Broker/dealers throughout the country may be counting the days until June 30, 2020—implementation day for Regulation Best Interest, more than a year after the Securities and Exchange Commission approved it. Throughout the development of the rule, the Division of Trading and Markets, led by Director Brett Redfearn, has been at the forefront, and after June 30, his team will continue to be the overseer, ensuring firms remain in compliance.
Redfearn has had a long and varied career in the financial services industry prior to his appointment as the director of the Division of Trading and Markets in October 2017. He’s previously served as the chairman of SIFMA’s Equity Markets and Trading Committee and was a member of the Security Traders Association’s Market Structure Analysis Committee. Prior to joining the SEC, he worked as the global head of market structure for J.P. Morgan.
In developing Reg BI, the division analyzed antifraud provisions in federal securities laws, FINRA suitability standards and studied the Department of Labor’s vacated fiduciary rule. The division is also taking part in an inter-Divisional Standards of Conduct Implementation Committee announced by SEC Chairman Jay Clayton, which is bringing together the Division of Trading and Markets, Division of Investment Management, Division of Economic and Risk Analysis, the Office of the General Counsel and the Office of Compliance, Inspections and Examinations (OCIE). Their goal is to ensure the Reg BI’s transition into implementation is a smooth one.
Redfearn’s division will work with the OCIE to discern whether firms are in compliance with the rule, and this work will only become more important as Reg BI’s implementation date arrives.

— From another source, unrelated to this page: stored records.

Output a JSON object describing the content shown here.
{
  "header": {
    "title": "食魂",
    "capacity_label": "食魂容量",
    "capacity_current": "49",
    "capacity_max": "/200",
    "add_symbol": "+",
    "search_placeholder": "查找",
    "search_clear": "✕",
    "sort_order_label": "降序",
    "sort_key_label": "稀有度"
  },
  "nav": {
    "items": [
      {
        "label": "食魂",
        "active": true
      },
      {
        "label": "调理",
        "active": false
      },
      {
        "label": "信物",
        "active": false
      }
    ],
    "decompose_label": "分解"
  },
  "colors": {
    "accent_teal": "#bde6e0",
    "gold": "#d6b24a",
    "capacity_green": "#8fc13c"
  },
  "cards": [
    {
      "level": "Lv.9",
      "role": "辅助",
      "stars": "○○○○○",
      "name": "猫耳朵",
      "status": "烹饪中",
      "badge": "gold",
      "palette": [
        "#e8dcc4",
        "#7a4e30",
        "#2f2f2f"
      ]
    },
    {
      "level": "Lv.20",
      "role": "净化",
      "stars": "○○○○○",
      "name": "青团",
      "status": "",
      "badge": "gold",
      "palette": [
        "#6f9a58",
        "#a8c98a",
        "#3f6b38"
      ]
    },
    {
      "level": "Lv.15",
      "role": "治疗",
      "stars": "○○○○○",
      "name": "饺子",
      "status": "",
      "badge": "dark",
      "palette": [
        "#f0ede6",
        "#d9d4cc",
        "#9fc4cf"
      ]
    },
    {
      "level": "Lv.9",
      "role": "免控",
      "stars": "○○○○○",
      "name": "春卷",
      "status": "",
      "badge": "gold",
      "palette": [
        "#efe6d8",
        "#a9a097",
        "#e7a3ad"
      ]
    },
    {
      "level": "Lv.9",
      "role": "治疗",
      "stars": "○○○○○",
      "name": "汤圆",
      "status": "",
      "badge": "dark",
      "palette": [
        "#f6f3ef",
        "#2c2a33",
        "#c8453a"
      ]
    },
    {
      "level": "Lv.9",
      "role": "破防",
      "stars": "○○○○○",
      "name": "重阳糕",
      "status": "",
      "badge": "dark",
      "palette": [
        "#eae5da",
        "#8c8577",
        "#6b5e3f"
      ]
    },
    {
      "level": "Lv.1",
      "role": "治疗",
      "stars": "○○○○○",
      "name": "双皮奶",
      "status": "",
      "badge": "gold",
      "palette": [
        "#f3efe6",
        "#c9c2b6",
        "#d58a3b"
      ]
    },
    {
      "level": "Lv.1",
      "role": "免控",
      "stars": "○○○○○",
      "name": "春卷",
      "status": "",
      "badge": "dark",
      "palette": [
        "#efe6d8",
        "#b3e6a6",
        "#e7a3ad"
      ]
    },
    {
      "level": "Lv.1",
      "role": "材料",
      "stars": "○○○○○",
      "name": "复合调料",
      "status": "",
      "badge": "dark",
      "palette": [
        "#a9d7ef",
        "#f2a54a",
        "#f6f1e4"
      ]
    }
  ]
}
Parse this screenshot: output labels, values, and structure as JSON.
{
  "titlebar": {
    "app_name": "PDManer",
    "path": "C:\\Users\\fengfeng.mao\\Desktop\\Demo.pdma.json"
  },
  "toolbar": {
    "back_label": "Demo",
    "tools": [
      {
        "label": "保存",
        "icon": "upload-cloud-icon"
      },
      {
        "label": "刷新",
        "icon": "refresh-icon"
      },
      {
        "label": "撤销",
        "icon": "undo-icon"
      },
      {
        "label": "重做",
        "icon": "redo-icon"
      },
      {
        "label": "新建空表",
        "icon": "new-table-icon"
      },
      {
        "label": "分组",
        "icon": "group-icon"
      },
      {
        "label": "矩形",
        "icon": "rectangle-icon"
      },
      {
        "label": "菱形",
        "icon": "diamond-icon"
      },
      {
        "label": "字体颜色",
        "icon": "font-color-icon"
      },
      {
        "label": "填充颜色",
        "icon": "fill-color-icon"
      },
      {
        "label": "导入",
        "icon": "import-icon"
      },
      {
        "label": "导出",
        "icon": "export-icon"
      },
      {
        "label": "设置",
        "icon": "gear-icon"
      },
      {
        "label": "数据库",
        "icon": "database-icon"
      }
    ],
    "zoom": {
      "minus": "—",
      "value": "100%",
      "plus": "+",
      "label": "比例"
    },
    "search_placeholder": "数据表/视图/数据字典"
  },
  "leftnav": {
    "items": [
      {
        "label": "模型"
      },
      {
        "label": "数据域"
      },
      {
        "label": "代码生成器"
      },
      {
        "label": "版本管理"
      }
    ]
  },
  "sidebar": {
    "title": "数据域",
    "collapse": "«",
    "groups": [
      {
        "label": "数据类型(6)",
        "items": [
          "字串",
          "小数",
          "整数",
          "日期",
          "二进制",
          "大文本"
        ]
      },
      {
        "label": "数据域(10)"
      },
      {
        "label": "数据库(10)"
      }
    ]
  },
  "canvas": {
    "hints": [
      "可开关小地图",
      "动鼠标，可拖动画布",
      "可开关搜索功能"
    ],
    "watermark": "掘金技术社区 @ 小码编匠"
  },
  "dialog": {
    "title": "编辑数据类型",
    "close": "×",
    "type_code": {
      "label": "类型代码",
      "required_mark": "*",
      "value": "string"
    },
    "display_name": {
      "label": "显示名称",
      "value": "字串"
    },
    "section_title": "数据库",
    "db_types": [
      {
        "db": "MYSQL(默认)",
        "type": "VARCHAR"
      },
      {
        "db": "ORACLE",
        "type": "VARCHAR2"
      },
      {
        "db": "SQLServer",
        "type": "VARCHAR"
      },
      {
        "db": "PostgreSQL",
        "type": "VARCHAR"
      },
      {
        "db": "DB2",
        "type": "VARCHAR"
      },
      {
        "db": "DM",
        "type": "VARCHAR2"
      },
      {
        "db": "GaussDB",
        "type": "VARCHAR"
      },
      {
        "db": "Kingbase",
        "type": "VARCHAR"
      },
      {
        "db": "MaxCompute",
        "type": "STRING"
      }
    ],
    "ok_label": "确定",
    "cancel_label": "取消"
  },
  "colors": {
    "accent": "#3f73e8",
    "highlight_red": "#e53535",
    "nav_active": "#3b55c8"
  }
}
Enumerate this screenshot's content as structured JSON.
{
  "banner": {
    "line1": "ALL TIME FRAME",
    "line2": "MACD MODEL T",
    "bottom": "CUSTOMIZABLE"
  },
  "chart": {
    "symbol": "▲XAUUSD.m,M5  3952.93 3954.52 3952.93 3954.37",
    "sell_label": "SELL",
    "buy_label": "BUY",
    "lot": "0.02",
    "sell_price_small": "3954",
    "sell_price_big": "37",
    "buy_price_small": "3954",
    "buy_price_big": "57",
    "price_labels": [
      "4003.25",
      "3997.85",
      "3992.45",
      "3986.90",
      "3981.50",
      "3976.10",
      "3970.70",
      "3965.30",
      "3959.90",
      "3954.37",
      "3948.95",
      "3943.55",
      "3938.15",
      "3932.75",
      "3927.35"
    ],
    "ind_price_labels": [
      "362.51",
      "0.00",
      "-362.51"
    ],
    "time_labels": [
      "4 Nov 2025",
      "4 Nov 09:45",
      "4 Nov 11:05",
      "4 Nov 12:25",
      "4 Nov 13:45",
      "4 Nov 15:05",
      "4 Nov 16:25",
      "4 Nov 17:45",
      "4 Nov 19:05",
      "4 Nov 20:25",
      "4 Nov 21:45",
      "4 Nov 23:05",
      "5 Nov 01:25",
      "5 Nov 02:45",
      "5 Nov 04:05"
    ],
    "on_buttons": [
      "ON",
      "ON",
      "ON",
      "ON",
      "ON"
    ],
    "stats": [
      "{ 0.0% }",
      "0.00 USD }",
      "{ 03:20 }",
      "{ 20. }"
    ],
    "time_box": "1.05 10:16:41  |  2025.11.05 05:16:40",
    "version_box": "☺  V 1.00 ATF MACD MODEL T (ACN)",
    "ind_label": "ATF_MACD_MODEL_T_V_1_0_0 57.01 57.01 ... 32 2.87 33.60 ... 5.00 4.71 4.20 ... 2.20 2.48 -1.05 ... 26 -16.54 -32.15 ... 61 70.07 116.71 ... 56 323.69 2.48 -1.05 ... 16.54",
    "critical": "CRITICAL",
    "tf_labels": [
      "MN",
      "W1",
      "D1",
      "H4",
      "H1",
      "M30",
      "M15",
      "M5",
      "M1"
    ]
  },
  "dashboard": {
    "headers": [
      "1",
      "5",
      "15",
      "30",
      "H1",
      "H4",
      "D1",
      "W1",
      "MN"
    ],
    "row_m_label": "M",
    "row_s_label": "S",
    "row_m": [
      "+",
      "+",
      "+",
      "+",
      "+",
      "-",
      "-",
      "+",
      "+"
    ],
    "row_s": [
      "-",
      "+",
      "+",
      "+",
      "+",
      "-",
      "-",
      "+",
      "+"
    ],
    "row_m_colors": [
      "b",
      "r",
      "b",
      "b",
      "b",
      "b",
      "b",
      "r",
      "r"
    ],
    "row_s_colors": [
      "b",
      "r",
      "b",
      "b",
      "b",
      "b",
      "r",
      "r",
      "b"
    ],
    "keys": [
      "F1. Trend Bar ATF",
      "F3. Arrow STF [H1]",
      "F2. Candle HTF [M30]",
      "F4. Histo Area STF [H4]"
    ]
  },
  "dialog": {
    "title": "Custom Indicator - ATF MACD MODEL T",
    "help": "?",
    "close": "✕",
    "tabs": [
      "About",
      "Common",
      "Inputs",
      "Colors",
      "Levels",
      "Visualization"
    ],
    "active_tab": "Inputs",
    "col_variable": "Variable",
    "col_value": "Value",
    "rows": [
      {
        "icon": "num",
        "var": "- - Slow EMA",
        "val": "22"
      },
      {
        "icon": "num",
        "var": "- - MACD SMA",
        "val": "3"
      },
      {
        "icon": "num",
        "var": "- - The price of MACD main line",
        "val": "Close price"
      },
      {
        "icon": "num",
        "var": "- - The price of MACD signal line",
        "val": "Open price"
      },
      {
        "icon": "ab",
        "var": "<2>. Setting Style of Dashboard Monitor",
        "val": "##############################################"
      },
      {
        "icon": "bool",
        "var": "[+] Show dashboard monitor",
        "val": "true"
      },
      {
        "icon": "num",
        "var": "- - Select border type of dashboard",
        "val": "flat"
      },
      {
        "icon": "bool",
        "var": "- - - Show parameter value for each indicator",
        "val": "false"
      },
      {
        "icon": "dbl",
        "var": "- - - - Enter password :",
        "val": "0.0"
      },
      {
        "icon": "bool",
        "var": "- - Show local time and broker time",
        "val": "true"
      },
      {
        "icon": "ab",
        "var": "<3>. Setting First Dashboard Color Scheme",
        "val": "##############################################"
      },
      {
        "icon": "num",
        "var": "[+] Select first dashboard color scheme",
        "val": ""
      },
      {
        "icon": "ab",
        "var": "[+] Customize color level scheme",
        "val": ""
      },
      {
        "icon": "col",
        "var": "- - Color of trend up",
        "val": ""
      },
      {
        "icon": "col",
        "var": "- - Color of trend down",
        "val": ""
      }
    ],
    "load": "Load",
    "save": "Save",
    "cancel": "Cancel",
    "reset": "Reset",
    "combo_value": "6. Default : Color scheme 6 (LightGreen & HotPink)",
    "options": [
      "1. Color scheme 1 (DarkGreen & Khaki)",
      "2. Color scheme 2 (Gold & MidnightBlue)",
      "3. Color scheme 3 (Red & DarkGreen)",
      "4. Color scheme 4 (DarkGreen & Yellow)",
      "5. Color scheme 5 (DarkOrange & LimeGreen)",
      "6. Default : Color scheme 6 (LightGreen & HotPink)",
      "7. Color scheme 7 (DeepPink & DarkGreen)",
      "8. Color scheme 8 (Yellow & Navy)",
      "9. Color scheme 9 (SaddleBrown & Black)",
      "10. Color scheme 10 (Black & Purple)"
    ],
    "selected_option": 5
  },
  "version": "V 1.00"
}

In addition to the Division of Trading and Markets, other actors, including the SEC’s Office of Investment Management and FINRA, will be involved in enforcement.
“Some may wonder why this has taken so long. The issue we have been struggling with—and are still concerned about—is getting the calibration right,” Redfearn said during remarks at FINRA’s annual conference in May 2018.
“To enhance the quality of brokerage advice and preserve the brokerage advice model for investors, the Commission needed to act in a way that recognized the range of services and the various types of advice—one-time, episodic, to more frequent—that a broker/dealer may provide its retail customers. It is important to give firms flexibility and a reasonable compliance path to develop systems to incorporate these new obligations.”
Come June 30 of next year, broker/dealers will know whether the compliance path Redfearn has laid out is reasonable or filled with unforeseen obstructions.